Referring to himself as “illegal,” he said his experience in Belgium was a unique episode of a journey which saw him live in and cross through several European and African countries.

“Being illegal, anywhere, is not good, you don’t have any self-confidence, you are always stressed… But this stress was reduced by my hosts, who helped me beyond my greatest expectations. My life is full of joy now, and it is because of Mathilde, Jeanne and [the others],” he said.

“Being without a home, it’s not an easy thing… I wanted to change my life, so I put myself in that situation — I saw and lived through horrible things and, when I arrived in Brussels, I saw myself as a human being again.”

“I never imagined I would receive help from ordinary people. My hopes and expectations were for the government to give me a status. But I was very grateful for everything when I was with them, I had a happy life with them, they supported me as only a family can. I will always remember them. They helped me through it, they helped me survive.”

He stayed with the housemates for six months, eventually introducing them to Yonas, who is still trying to make the dangerous crossing. Henok is now being housed in a shared apartment provided by the U.K. Home Office, and his asylum application is currently being processed.

Given the chance, he said he would not hesitate to return to the studies he was forced to leave behind ten years, several countries and an entire life ago.

Behind the numbers

Lack of information about the rights and services given to migrants and asylum seekers in Belgium, compounded by word-of-mouth reports of rejected applications, police repression, or fears that they may be expelled from Belgium lead many of them to set their eyes on the UK instead.
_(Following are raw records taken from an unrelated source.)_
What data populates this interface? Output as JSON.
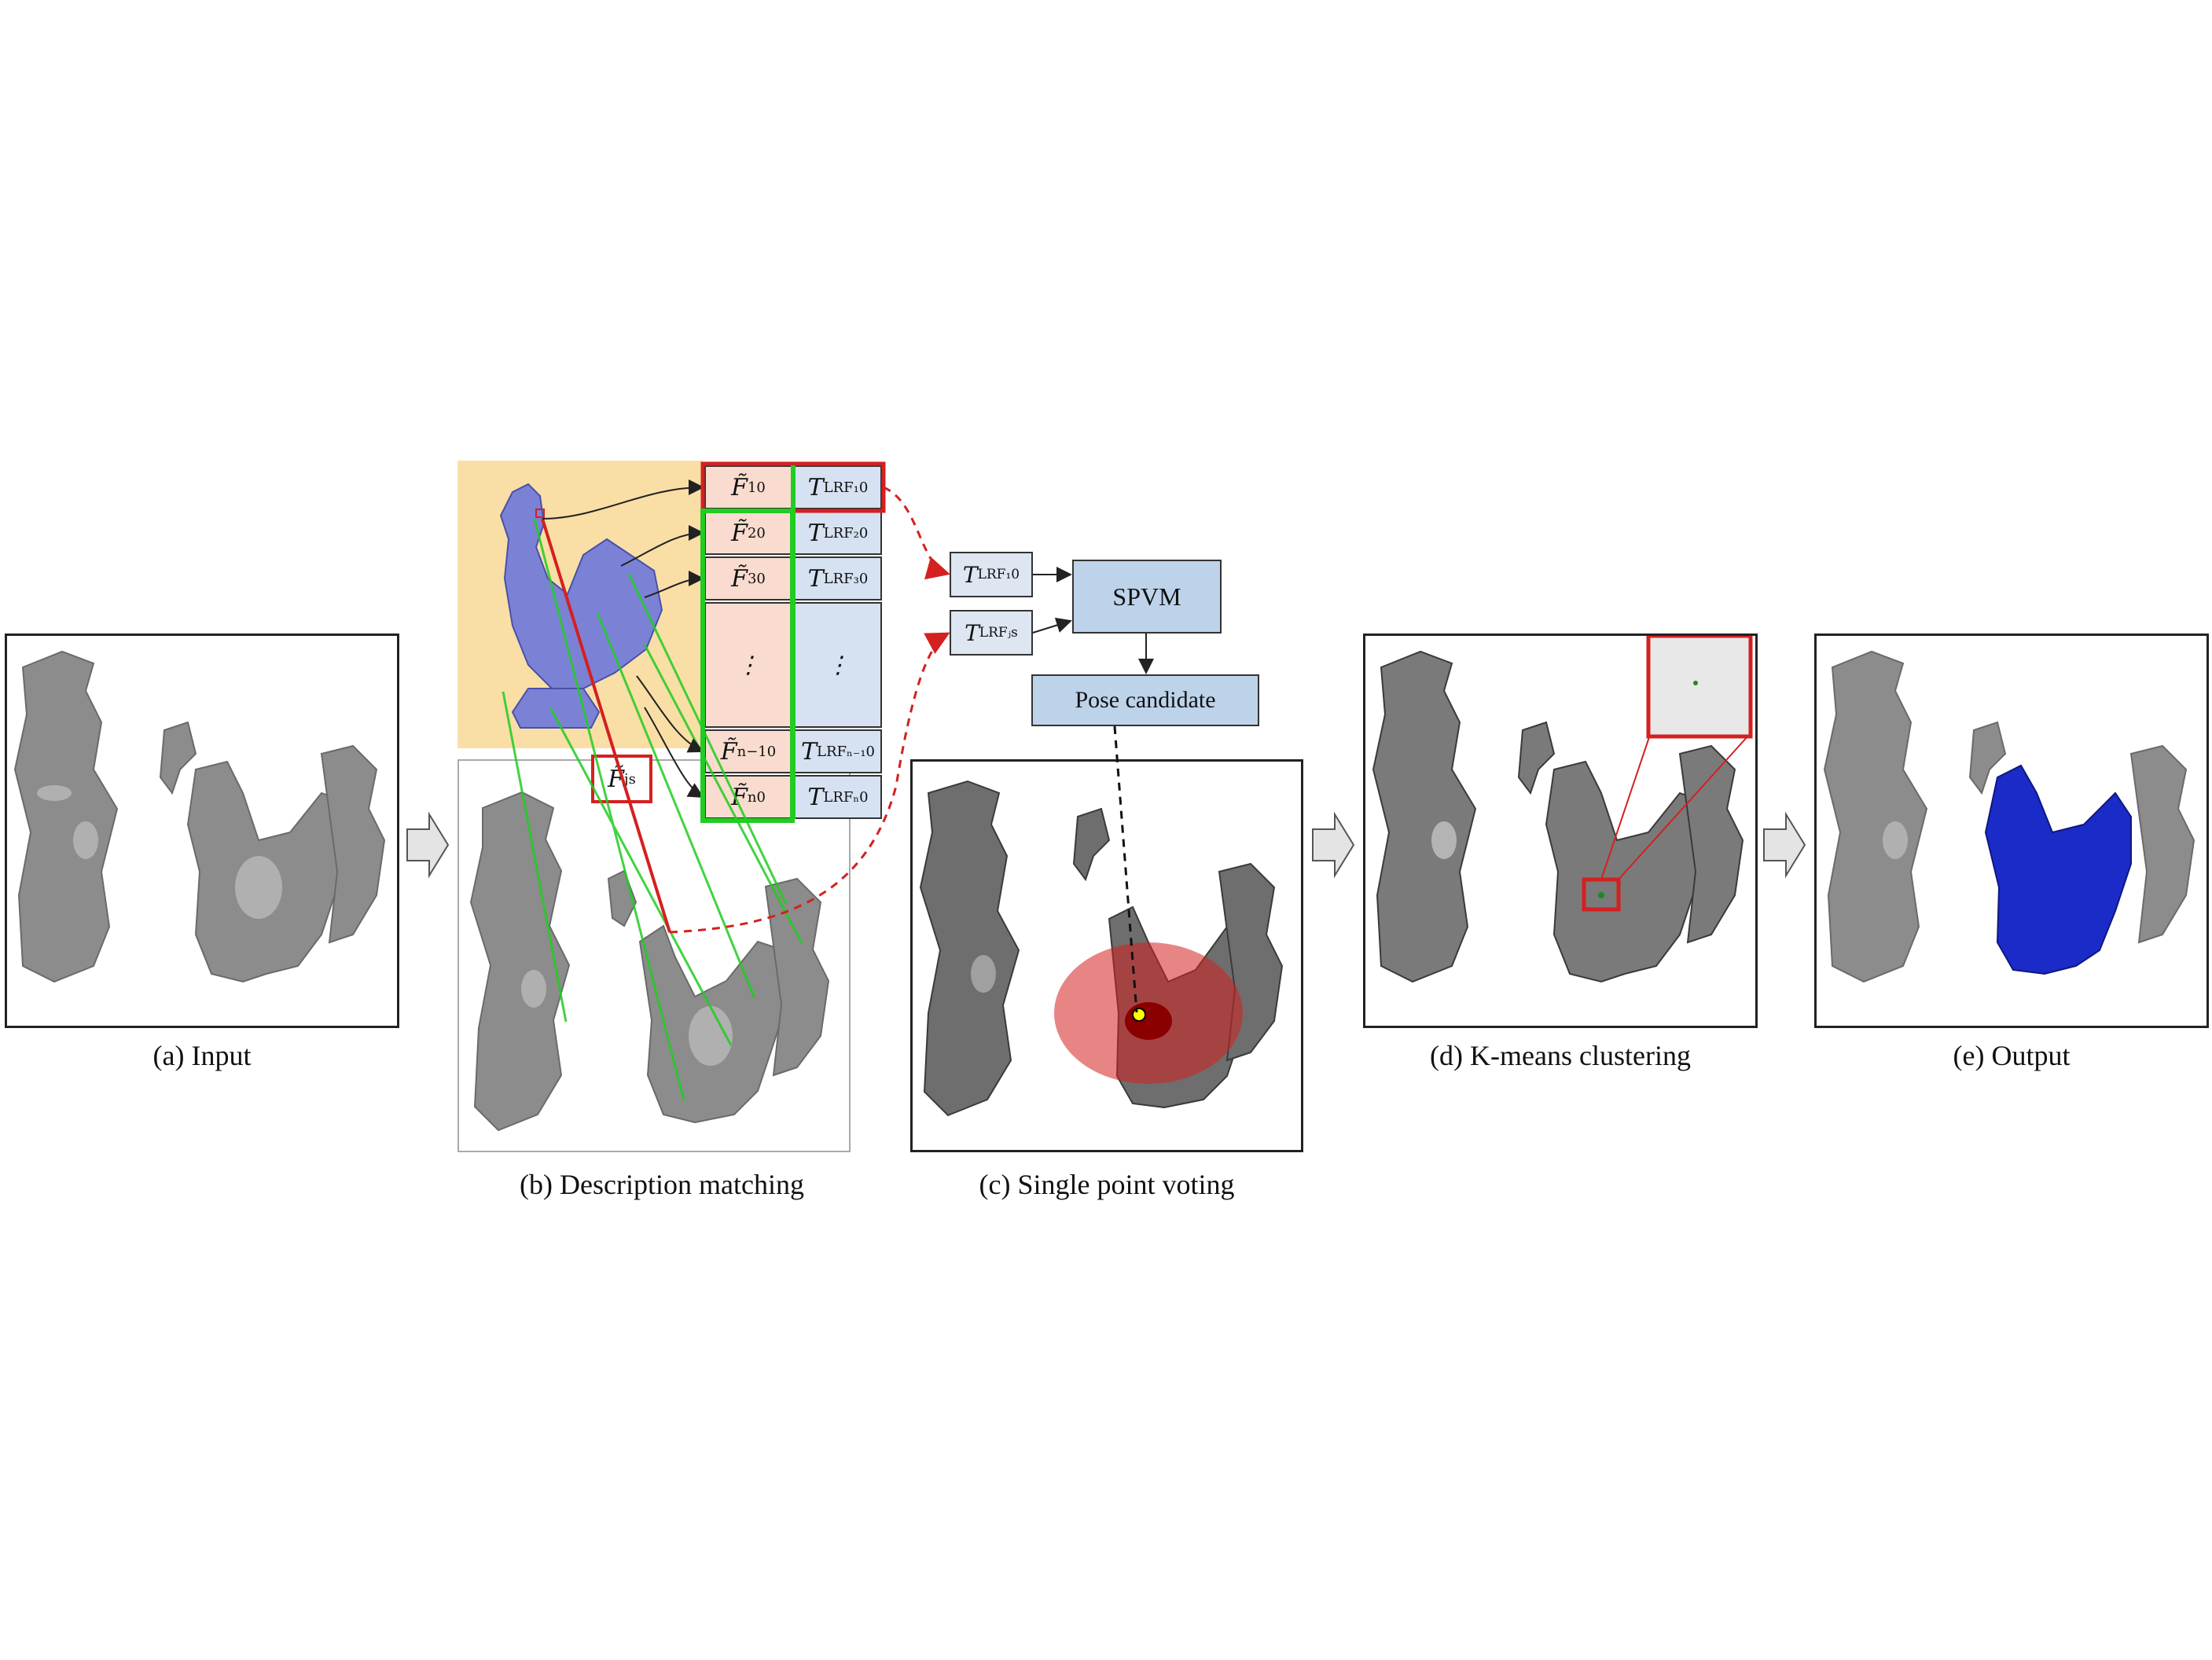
{
  "captions": {
    "a": "(a) Input",
    "b": "(b) Description matching",
    "c": "(c) Single point voting",
    "d": "(d) K-means clustering",
    "e": "(e) Output"
  },
  "table": {
    "f_rows": [
      {
        "base": "F̃",
        "sub": "1",
        "sup": "0"
      },
      {
        "base": "F̃",
        "sub": "2",
        "sup": "0"
      },
      {
        "base": "F̃",
        "sub": "3",
        "sup": "0"
      },
      {
        "base": "⋮",
        "sub": "",
        "sup": ""
      },
      {
        "base": "F̃",
        "sub": "n−1",
        "sup": "0"
      },
      {
        "base": "F̃",
        "sub": "n",
        "sup": "0"
      }
    ],
    "t_rows": [
      {
        "base": "T",
        "sub": "LRF₁",
        "sup": "0"
      },
      {
        "base": "T",
        "sub": "LRF₂",
        "sup": "0"
      },
      {
        "base": "T",
        "sub": "LRF₃",
        "sup": "0"
      },
      {
        "base": "⋮",
        "sub": "",
        "sup": ""
      },
      {
        "base": "T",
        "sub": "LRFₙ₋₁",
        "sup": "0"
      },
      {
        "base": "T",
        "sub": "LRFₙ",
        "sup": "0"
      }
    ]
  },
  "scene_feature": {
    "base": "F̃",
    "sub": "j",
    "sup": "s"
  },
  "spvm_inputs": [
    {
      "base": "T",
      "sub": "LRF₁",
      "sup": "0"
    },
    {
      "base": "T",
      "sub": "LRFⱼ",
      "sup": "s"
    }
  ],
  "boxes": {
    "spvm": "SPVM",
    "pose": "Pose candidate"
  },
  "colors": {
    "model_bg": "#f9dfa6",
    "model_mesh": "#7b82d6",
    "highlight_red": "#d42020",
    "match_green": "#22cc22",
    "output_blue": "#1a2bc8",
    "scene_gray": "#8c8c8c"
  }
}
Fedasil, the federal agency responsible for processing asylum requests, provides housing only for people who have lodged an asylum request, at a cost which generally amounts to around €40 per person, per day, spokesman Benoit Mansy said in an email statement.

Many undocumented migrants in Brussels are not immediately eligible for international protection or asylum schemes in Belgium because they were registered as entering the EU through another country — often border ones such as Italy, Greece or Spain — which the EU’s Dublin Regulation designates as the countries responsible for receiving their claims to asylum.

In figures

Undocumented migrants in Brussels are mostly assisted by the Humanitarian HUB, a conglomeration of non-profits (including Doctors Without Borders, the Red Cross and the Citizen Platform) which joined forces and resources in 2017.

According to figures released by the hub in June, a relatively stable turnover means the estimated presence of undocumented migrants in Brussels is currently of between 800 to 1,100.

From January 2018 to June 2019, 68,000 people were admitted into its services, with 230 daily admissions done during the first six months of operations.

The gross of the hub’s funds is made up of the individual resources of the non-profits that compose it and of a monthly budget provided by the Brussels-Capital Region, on which it is awaiting official confirmation.